Although the system began operating at the end of June, several hundred Indonesians were killed by the Java tsunami in July. The detection system worked successfully, but the public did not receive the alerts in time.

Wolf says that relaying the warning from central governments to their people remains a major challenge.

"The technical side is quite easy to install because this is just technology we know," he explained. "Once the warning shows up in the national warning system in a country, the difficult part is for a country to set up an internal civil defense system to get the warnings to the endangered areas and to the last mile."

Warning systems are only one of the components in surviving tsunamis. Civil engineer Robert Dalrymple at Johns Hopkins University adds that evacuation systems are also needed.

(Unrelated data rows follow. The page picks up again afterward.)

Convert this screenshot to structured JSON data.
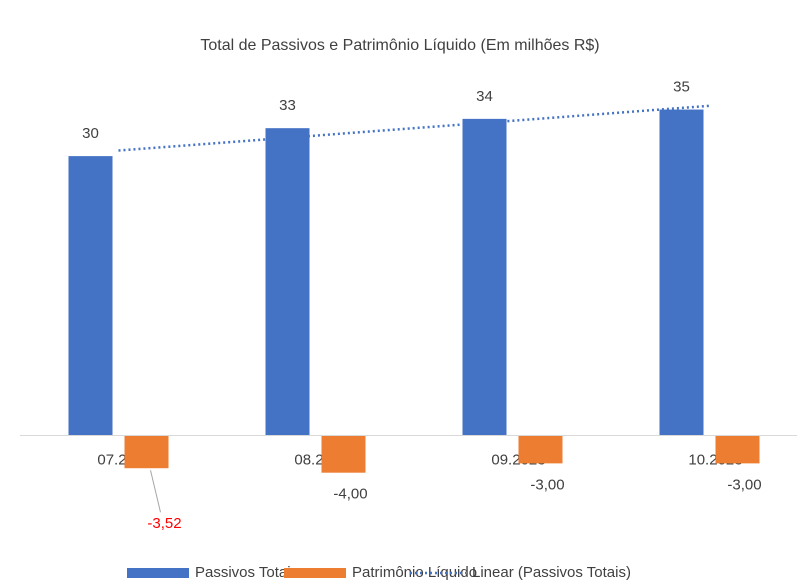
{
  "chart_data": {
    "type": "bar",
    "title": "Total de Passivos e Patrimônio Líquido (Em milhões R$)",
    "categories": [
      "07.2023",
      "08.2023",
      "09.2023",
      "10.2023"
    ],
    "series": [
      {
        "name": "Passivos Totais",
        "color": "#4472c4",
        "values": [
          30,
          33,
          34,
          35
        ]
      },
      {
        "name": "Patrimônio Líquido",
        "color": "#ed7d31",
        "values": [
          -3.52,
          -4.0,
          -3.0,
          -3.0
        ],
        "value_labels": [
          "-3,52",
          "-4,00",
          "-3,00",
          "-3,00"
        ],
        "value_label_colors": [
          "#ff0000",
          "#404040",
          "#404040",
          "#404040"
        ]
      }
    ],
    "trendline": {
      "name": "Linear (Passivos Totais)",
      "type": "linear",
      "series": 0,
      "color": "#4472c4"
    },
    "ylim": [
      -5,
      40
    ],
    "legend": "bottom"
  }
}
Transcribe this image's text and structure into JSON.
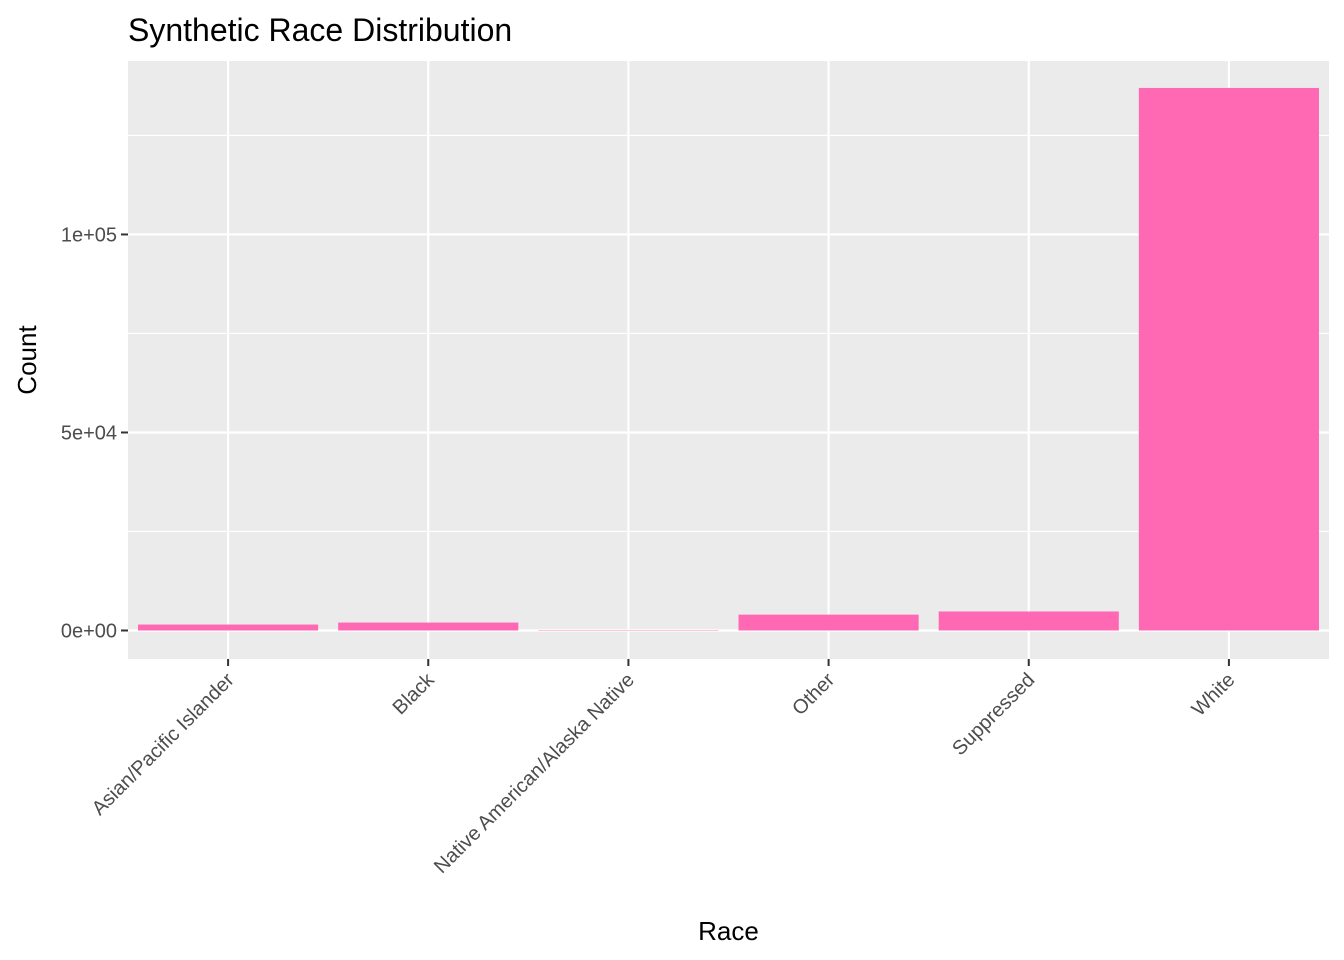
{
  "chart_data": {
    "type": "bar",
    "title": "Synthetic Race Distribution",
    "xlabel": "Race",
    "ylabel": "Count",
    "categories": [
      "Asian/Pacific Islander",
      "Black",
      "Native American/Alaska Native",
      "Other",
      "Suppressed",
      "White"
    ],
    "values": [
      1500,
      2000,
      100,
      4000,
      4800,
      137000
    ],
    "ylim": [
      -7200,
      143800
    ],
    "yticks": [
      0,
      50000,
      100000
    ],
    "ytick_labels": [
      "0e+00",
      "5e+04",
      "1e+05"
    ],
    "grid": true,
    "legend": "none",
    "colors": {
      "bar": "#ff69b4",
      "panel": "#ebebeb",
      "grid": "#ffffff",
      "tick_text": "#4d4d4d",
      "tick_mark": "#333333"
    }
  }
}
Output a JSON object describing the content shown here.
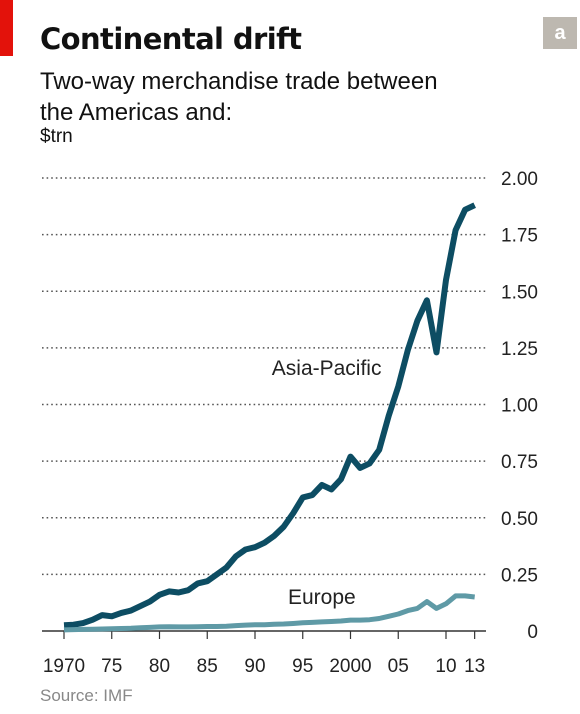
{
  "title": "Continental drift",
  "subtitle": "Two-way merchandise trade between the Americas and:",
  "unit": "$trn",
  "badge": "a",
  "source": "Source: IMF",
  "colors": {
    "asia": "#0d4d63",
    "europe": "#5f9aa6",
    "brand_red": "#e3120b"
  },
  "chart_data": {
    "type": "line",
    "title": "Continental drift",
    "ylabel": "$trn",
    "ylim": [
      0,
      2.0
    ],
    "xlim": [
      1970,
      2013
    ],
    "yticks": [
      0,
      0.25,
      0.5,
      0.75,
      1.0,
      1.25,
      1.5,
      1.75,
      2.0
    ],
    "ytick_labels": [
      "0",
      "0.25",
      "0.50",
      "0.75",
      "1.00",
      "1.25",
      "1.50",
      "1.75",
      "2.00"
    ],
    "xticks": [
      1970,
      1975,
      1980,
      1985,
      1990,
      1995,
      2000,
      2005,
      2010,
      2013
    ],
    "xtick_labels": [
      "1970",
      "75",
      "80",
      "85",
      "90",
      "95",
      "2000",
      "05",
      "10",
      "13"
    ],
    "grid": "horizontal dotted",
    "legend": "inline labels",
    "x": [
      1970,
      1971,
      1972,
      1973,
      1974,
      1975,
      1976,
      1977,
      1978,
      1979,
      1980,
      1981,
      1982,
      1983,
      1984,
      1985,
      1986,
      1987,
      1988,
      1989,
      1990,
      1991,
      1992,
      1993,
      1994,
      1995,
      1996,
      1997,
      1998,
      1999,
      2000,
      2001,
      2002,
      2003,
      2004,
      2005,
      2006,
      2007,
      2008,
      2009,
      2010,
      2011,
      2012,
      2013
    ],
    "series": [
      {
        "name": "Asia-Pacific",
        "values": [
          0.025,
          0.028,
          0.035,
          0.05,
          0.07,
          0.065,
          0.08,
          0.09,
          0.11,
          0.13,
          0.16,
          0.175,
          0.17,
          0.18,
          0.21,
          0.22,
          0.25,
          0.28,
          0.33,
          0.36,
          0.37,
          0.39,
          0.42,
          0.46,
          0.52,
          0.59,
          0.6,
          0.645,
          0.625,
          0.67,
          0.77,
          0.72,
          0.74,
          0.8,
          0.95,
          1.08,
          1.24,
          1.37,
          1.46,
          1.23,
          1.55,
          1.77,
          1.86,
          1.88
        ]
      },
      {
        "name": "Europe",
        "values": [
          0.005,
          0.006,
          0.007,
          0.008,
          0.009,
          0.01,
          0.011,
          0.012,
          0.014,
          0.016,
          0.018,
          0.019,
          0.018,
          0.018,
          0.019,
          0.02,
          0.02,
          0.021,
          0.024,
          0.026,
          0.028,
          0.028,
          0.03,
          0.031,
          0.033,
          0.036,
          0.038,
          0.04,
          0.042,
          0.044,
          0.048,
          0.048,
          0.05,
          0.055,
          0.065,
          0.075,
          0.09,
          0.1,
          0.13,
          0.1,
          0.12,
          0.155,
          0.155,
          0.15
        ]
      }
    ],
    "annotations": [
      {
        "text": "Asia-Pacific",
        "x": 1997.5,
        "y": 1.13
      },
      {
        "text": "Europe",
        "x": 1997,
        "y": 0.12
      }
    ]
  }
}
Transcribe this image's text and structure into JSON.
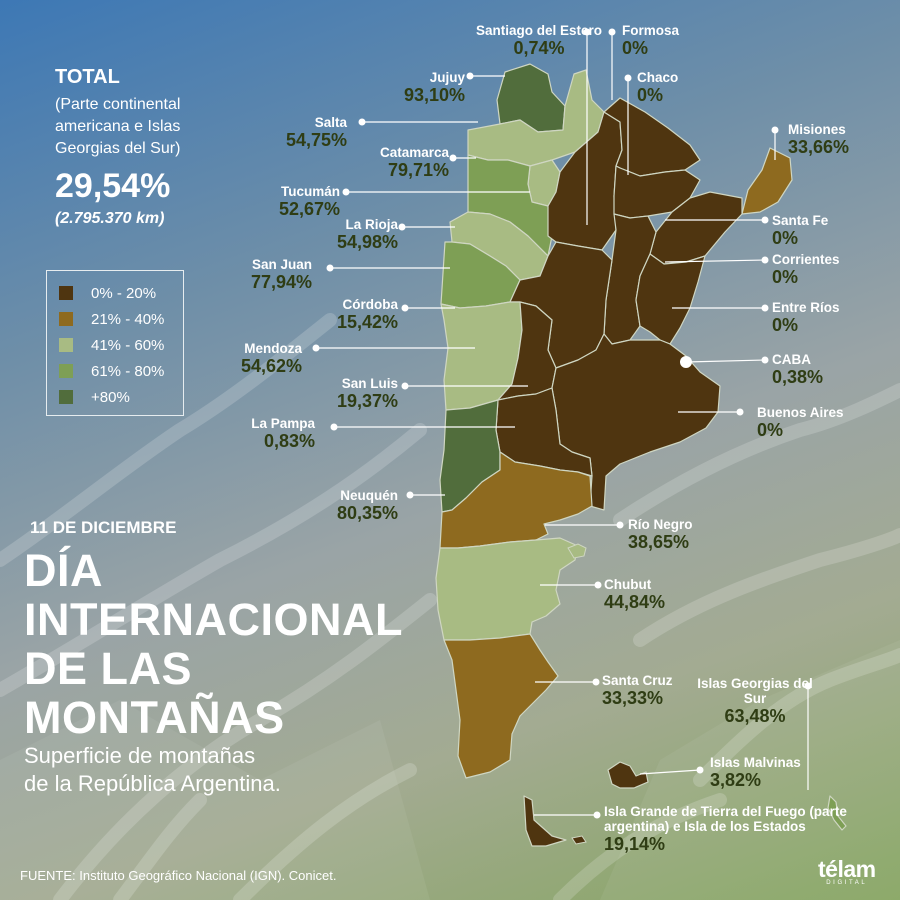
{
  "total": {
    "heading": "TOTAL",
    "subheading": "(Parte continental americana e Islas Georgias del Sur)",
    "percentage": "29,54%",
    "area": "(2.795.370 km)"
  },
  "legend": [
    {
      "label": "0% - 20%",
      "color": "#4f3510"
    },
    {
      "label": "21% - 40%",
      "color": "#8e6a1f"
    },
    {
      "label": "41% - 60%",
      "color": "#a8bb83"
    },
    {
      "label": "61% - 80%",
      "color": "#7e9f55"
    },
    {
      "label": "+80%",
      "color": "#516d3c"
    }
  ],
  "date": "11 DE DICIEMBRE",
  "headline": [
    "DÍA",
    "INTERNACIONAL",
    "DE LAS",
    "MONTAÑAS"
  ],
  "subtitle": [
    "Superficie de montañas",
    "de la República Argentina."
  ],
  "source": "FUENTE: Instituto Geográfico Nacional (IGN). Conicet.",
  "logo": {
    "word": "télam",
    "sub": "DIGITAL"
  },
  "provinces": [
    {
      "id": "jujuy",
      "name": "Jujuy",
      "value": "93,10%",
      "color": "#516d3c"
    },
    {
      "id": "salta",
      "name": "Salta",
      "value": "54,75%",
      "color": "#a8bb83"
    },
    {
      "id": "catamarca",
      "name": "Catamarca",
      "value": "79,71%",
      "color": "#7e9f55"
    },
    {
      "id": "tucuman",
      "name": "Tucumán",
      "value": "52,67%",
      "color": "#a8bb83"
    },
    {
      "id": "la-rioja",
      "name": "La Rioja",
      "value": "54,98%",
      "color": "#a8bb83"
    },
    {
      "id": "san-juan",
      "name": "San Juan",
      "value": "77,94%",
      "color": "#7e9f55"
    },
    {
      "id": "cordoba",
      "name": "Córdoba",
      "value": "15,42%",
      "color": "#4f3510"
    },
    {
      "id": "mendoza",
      "name": "Mendoza",
      "value": "54,62%",
      "color": "#a8bb83"
    },
    {
      "id": "san-luis",
      "name": "San Luis",
      "value": "19,37%",
      "color": "#4f3510"
    },
    {
      "id": "la-pampa",
      "name": "La Pampa",
      "value": "0,83%",
      "color": "#4f3510"
    },
    {
      "id": "neuquen",
      "name": "Neuquén",
      "value": "80,35%",
      "color": "#516d3c"
    },
    {
      "id": "santiago-del-estero",
      "name": "Santiago del Estero",
      "value": "0,74%",
      "color": "#4f3510"
    },
    {
      "id": "formosa",
      "name": "Formosa",
      "value": "0%",
      "color": "#4f3510"
    },
    {
      "id": "chaco",
      "name": "Chaco",
      "value": "0%",
      "color": "#4f3510"
    },
    {
      "id": "misiones",
      "name": "Misiones",
      "value": "33,66%",
      "color": "#8e6a1f"
    },
    {
      "id": "santa-fe",
      "name": "Santa Fe",
      "value": "0%",
      "color": "#4f3510"
    },
    {
      "id": "corrientes",
      "name": "Corrientes",
      "value": "0%",
      "color": "#4f3510"
    },
    {
      "id": "entre-rios",
      "name": "Entre Ríos",
      "value": "0%",
      "color": "#4f3510"
    },
    {
      "id": "caba",
      "name": "CABA",
      "value": "0,38%",
      "color": "#4f3510"
    },
    {
      "id": "buenos-aires",
      "name": "Buenos Aires",
      "value": "0%",
      "color": "#4f3510"
    },
    {
      "id": "rio-negro",
      "name": "Río Negro",
      "value": "38,65%",
      "color": "#8e6a1f"
    },
    {
      "id": "chubut",
      "name": "Chubut",
      "value": "44,84%",
      "color": "#a8bb83"
    },
    {
      "id": "santa-cruz",
      "name": "Santa Cruz",
      "value": "33,33%",
      "color": "#8e6a1f"
    },
    {
      "id": "islas-georgias",
      "name": "Islas Georgias del Sur",
      "value": "63,48%",
      "color": "#7e9f55"
    },
    {
      "id": "islas-malvinas",
      "name": "Islas Malvinas",
      "value": "3,82%",
      "color": "#4f3510"
    },
    {
      "id": "tierra-del-fuego",
      "name": "Isla Grande de Tierra del Fuego (parte argentina) e Isla de los Estados",
      "value": "19,14%",
      "color": "#4f3510"
    }
  ]
}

"Parts of Thailand are very flat and so they need to be able to climb up into buildings," he said. "People need places of refuge when these waves come in to shore."

Ulrich Wolf says the other challenge is to coordinate data among the Intergovernmental Oceanographic Commission's member countries. Thailand, Malaysia, and India have their own warning centers, but cultural differences have prevented them from deciding on a regional warning center, which could shorten alert response to within minutes of the initial earthquake or other undersea ground movements that trigger tsunamis.

"The essential needs are, for example, real time data flow and data availability between all the countries so all nations should be able to see all data coming online, and is not really working actually," Wolf added.

Officials from the Intergovernmental Oceanographic Commission met this week in Bali, but could not agree on which nation would host the regional Indian Ocean tsunami monitoring center. Instead, they renewed commitment to improve communications within their own countries. An integrated system is at least three years away.

Indonesia has promised to install alert systems in vulnerable areas and to assign 75 seaports that would send signals of possible seismic events.